Lead in water linked to brass plumbing

CHAPEL HILL, N.C., Nov. 13 (UPI) -- U.S. researchers warn even new buildings' brass plumbing components can create serious lead-in-water health problems that could go undetected.

Ingesting lead -- a heavy metal that can harm the nervous system -- is especially dangerous for pregnant women and children. Lead pipes and solder have been banned for use in water lines for decades.


Study leader Carolyn Elfland of the University of North Carolina, Chapel Hill, and colleagues found high lead levels in water in their new buildings and asked Virginia Tech researchers for help.

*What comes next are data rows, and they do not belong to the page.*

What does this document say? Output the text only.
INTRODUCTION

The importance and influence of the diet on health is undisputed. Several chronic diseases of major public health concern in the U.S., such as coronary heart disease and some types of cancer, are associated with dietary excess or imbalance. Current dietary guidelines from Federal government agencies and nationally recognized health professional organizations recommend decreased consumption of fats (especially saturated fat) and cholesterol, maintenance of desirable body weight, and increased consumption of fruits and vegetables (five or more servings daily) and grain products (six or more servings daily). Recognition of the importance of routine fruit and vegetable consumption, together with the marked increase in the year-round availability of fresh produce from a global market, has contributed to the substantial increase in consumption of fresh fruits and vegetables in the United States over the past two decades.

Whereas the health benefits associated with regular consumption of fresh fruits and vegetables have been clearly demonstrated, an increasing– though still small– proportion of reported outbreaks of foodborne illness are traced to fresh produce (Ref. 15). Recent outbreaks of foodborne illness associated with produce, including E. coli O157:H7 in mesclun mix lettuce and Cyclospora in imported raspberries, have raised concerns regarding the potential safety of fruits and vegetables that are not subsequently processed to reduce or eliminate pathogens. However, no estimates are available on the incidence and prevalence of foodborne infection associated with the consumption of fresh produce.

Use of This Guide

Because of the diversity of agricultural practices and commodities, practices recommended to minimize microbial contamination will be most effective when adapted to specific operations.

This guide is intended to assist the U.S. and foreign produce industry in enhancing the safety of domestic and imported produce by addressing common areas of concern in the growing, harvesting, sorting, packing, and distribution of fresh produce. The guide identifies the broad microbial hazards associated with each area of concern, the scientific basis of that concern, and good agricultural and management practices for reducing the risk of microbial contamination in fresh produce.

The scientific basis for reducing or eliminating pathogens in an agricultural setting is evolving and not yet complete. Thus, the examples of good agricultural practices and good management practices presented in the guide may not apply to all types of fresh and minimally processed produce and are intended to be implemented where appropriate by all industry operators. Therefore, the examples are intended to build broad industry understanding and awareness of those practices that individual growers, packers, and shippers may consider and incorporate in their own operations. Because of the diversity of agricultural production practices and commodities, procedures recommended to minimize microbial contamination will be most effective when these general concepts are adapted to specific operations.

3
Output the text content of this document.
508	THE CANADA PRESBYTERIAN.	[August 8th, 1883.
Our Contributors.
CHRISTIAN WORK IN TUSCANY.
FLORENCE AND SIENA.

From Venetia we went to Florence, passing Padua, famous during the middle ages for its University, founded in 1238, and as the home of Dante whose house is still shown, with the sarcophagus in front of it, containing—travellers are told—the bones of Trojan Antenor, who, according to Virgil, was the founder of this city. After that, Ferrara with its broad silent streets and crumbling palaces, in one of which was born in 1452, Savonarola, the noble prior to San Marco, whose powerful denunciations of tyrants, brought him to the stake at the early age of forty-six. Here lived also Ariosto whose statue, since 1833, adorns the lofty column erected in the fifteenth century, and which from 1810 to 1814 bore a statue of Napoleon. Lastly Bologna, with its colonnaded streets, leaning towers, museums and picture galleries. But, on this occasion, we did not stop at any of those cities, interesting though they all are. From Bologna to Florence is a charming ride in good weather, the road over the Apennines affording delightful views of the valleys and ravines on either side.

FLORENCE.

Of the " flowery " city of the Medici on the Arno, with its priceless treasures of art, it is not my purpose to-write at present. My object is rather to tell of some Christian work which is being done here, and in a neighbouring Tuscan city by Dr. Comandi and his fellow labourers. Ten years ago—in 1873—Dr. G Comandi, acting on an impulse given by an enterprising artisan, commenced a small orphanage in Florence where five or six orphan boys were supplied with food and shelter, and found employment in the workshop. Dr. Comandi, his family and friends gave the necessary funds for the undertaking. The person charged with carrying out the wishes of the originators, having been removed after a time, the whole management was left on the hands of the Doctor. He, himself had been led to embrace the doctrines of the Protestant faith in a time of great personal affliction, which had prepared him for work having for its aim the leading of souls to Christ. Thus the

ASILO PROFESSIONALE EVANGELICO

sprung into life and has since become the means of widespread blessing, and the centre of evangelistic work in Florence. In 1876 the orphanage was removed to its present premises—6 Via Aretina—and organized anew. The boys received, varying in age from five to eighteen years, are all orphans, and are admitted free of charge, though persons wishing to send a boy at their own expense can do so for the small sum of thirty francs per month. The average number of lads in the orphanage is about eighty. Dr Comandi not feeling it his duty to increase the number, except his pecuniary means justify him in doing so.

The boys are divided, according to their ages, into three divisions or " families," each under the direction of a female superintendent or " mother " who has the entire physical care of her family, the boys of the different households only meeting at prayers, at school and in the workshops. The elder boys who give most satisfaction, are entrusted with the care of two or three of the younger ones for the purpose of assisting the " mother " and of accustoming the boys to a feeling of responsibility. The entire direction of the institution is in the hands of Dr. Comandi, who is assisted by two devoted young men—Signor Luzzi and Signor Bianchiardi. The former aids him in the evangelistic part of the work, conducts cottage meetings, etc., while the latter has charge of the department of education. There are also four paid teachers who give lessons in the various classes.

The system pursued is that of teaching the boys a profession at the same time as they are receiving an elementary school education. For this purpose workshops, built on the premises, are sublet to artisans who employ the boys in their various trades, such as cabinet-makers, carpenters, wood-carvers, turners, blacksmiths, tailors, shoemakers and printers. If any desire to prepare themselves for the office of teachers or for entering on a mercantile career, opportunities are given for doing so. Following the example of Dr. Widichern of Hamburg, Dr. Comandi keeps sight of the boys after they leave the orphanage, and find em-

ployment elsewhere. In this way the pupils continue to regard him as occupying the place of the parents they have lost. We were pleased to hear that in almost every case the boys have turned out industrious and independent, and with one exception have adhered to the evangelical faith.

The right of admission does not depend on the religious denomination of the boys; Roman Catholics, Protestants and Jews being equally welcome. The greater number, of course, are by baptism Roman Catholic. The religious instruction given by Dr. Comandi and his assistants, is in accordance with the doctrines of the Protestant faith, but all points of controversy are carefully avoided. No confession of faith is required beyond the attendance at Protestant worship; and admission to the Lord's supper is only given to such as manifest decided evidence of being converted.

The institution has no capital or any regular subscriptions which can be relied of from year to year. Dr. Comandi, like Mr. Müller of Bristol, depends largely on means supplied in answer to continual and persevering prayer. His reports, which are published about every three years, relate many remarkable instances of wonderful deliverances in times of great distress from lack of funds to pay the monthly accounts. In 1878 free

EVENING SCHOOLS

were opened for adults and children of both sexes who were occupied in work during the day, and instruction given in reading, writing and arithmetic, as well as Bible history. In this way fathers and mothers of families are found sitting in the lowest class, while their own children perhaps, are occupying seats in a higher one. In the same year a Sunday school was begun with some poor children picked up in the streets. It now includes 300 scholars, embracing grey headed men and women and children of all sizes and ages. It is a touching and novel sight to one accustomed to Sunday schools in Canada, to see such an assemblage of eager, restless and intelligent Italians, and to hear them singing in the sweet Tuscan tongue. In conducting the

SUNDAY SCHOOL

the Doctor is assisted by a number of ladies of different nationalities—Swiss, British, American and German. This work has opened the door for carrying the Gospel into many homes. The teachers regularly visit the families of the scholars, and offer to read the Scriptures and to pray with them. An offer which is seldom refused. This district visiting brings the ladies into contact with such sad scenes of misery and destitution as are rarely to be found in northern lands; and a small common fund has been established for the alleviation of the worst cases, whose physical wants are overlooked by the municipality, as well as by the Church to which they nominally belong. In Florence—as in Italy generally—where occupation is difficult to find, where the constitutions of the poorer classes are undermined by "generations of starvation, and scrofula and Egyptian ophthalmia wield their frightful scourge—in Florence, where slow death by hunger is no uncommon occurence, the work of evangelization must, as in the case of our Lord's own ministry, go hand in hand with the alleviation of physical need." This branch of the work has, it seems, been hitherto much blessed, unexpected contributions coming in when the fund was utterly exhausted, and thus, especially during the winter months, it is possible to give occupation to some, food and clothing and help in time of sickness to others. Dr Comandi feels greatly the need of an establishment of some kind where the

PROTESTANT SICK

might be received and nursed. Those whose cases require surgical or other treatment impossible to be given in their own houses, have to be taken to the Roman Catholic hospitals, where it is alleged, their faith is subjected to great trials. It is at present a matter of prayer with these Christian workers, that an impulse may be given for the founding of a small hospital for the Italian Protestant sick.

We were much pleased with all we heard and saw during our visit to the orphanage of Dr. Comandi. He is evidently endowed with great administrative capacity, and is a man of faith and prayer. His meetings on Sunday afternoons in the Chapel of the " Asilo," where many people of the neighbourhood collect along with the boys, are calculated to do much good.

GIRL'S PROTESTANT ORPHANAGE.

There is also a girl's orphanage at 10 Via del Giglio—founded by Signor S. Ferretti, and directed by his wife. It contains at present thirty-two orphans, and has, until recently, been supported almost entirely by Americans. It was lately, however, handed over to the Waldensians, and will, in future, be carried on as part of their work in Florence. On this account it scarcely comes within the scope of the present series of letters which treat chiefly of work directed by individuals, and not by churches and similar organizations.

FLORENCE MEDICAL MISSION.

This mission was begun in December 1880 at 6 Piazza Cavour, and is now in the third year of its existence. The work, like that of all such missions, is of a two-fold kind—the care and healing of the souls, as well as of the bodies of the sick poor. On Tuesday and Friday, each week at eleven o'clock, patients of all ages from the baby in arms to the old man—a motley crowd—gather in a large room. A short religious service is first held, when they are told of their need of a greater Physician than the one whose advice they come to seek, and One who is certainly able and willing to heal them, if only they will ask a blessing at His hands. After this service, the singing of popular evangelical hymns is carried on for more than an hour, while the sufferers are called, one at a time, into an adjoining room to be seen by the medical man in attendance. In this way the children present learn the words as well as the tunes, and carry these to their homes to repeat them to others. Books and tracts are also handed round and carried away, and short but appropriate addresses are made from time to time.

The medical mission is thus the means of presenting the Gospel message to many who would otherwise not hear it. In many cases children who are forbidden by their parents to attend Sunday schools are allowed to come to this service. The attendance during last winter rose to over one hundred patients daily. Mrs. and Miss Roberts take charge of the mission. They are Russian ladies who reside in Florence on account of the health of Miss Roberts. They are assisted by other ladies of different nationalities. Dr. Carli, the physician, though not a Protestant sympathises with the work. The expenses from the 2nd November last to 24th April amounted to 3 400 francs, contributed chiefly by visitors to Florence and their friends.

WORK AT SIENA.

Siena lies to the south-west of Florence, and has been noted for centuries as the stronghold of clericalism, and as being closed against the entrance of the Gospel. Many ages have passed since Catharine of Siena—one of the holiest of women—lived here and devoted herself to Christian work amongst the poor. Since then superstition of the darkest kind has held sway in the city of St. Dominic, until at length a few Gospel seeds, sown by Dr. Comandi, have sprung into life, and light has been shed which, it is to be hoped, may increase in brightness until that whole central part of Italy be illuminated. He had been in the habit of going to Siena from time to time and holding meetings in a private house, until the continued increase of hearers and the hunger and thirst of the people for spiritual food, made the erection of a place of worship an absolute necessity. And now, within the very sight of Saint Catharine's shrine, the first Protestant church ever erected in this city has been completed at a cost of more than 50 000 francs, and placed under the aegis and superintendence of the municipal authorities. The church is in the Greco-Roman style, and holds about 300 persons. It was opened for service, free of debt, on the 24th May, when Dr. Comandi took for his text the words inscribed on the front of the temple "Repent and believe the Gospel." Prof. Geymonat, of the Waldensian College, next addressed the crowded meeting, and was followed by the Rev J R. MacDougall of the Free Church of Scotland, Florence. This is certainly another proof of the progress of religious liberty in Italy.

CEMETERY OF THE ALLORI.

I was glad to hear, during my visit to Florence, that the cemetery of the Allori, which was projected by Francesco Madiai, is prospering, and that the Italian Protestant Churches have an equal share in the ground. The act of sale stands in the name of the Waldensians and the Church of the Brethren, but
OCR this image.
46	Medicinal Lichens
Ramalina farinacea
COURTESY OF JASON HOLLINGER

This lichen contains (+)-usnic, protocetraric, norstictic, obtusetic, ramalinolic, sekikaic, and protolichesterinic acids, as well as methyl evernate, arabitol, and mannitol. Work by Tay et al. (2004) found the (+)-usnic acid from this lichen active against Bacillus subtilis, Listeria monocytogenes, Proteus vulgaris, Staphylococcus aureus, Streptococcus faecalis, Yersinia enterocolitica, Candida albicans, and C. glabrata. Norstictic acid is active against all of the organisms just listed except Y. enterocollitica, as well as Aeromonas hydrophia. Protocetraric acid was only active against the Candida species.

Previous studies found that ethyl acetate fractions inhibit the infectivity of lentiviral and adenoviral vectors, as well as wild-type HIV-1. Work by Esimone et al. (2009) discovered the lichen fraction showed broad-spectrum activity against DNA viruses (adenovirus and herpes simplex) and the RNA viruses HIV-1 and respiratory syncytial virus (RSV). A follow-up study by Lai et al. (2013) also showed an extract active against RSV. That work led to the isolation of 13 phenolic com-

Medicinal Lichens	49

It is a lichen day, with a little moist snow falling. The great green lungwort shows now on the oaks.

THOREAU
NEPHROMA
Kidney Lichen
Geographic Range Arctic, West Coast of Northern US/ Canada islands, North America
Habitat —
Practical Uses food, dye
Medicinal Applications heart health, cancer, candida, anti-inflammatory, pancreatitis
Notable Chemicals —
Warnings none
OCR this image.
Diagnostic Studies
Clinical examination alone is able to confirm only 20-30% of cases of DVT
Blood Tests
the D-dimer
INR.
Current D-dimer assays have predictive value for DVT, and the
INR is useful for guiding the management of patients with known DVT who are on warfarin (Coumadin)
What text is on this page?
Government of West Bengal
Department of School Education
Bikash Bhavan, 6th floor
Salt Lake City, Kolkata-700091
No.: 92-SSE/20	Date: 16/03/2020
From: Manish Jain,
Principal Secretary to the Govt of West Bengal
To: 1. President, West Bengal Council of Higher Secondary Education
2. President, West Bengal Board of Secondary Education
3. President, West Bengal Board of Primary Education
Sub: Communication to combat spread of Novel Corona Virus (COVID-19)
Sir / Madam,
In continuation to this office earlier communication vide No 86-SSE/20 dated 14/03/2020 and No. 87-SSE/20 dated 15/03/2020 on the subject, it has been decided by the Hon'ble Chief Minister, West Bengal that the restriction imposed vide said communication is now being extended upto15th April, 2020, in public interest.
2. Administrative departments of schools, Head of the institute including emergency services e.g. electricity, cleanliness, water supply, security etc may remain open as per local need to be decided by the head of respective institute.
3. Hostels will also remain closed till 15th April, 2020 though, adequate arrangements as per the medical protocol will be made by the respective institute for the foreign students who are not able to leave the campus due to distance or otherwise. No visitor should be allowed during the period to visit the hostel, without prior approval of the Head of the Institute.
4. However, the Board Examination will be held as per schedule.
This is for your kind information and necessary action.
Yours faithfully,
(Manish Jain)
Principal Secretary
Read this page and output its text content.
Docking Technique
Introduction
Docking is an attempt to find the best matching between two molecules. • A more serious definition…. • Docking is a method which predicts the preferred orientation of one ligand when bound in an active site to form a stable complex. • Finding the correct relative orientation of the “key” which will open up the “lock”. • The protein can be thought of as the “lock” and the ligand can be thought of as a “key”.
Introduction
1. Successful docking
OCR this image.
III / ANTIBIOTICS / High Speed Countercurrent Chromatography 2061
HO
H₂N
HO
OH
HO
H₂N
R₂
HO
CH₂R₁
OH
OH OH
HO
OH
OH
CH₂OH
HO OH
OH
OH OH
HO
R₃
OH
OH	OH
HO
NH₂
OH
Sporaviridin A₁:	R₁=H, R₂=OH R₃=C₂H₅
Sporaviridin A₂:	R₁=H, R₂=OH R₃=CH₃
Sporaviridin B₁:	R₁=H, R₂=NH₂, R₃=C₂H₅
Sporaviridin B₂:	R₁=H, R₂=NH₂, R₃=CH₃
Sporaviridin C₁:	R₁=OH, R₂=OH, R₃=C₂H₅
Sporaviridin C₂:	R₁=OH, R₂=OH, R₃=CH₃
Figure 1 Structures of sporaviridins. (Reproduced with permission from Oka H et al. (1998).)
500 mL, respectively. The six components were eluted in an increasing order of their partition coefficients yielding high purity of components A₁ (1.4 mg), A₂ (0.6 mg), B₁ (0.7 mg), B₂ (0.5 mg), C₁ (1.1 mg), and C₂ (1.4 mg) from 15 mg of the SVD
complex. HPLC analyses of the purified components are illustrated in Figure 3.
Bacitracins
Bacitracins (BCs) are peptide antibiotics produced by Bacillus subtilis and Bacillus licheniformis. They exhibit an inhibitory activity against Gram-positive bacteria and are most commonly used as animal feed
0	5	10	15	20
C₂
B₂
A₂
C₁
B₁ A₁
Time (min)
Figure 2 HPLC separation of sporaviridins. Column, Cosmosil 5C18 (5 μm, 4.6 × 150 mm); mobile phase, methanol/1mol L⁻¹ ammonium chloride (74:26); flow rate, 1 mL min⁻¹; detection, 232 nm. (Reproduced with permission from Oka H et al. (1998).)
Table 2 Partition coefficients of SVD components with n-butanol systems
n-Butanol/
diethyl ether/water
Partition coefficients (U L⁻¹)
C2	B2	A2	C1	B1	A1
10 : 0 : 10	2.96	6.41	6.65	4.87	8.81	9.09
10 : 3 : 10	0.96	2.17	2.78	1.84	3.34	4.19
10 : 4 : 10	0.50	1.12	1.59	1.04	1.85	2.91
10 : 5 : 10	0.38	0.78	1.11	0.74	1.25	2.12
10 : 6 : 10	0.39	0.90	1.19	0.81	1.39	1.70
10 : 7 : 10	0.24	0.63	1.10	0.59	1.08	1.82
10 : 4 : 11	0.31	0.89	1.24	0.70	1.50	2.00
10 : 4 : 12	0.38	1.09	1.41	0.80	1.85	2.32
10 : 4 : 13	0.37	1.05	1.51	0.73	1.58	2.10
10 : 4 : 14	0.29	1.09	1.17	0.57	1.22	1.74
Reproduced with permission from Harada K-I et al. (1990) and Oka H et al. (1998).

The study, published in the Journal of the American Water Works Association, explains how the problem disappeared when certain ball valves -- later found to have as much as 18 percent lead by weight on inner surfaces in contact with drinking water -- were removed.

Since the average overall lead content was just under the 8 percent limit allowed by law, the valves were listed as passing the lead-leaching standards of the National Sanitation Foundation International -- the plumbing industry's national standard-setting body.

"People have a right to expect that drinking water in brand-new buildings will not be contaminated by lead, and building owners should not have to go the effort and expense the University of North Carolina does to ensure that expectation is met," Elfland says in a statement. "In my opinion, this is a major regulatory failure."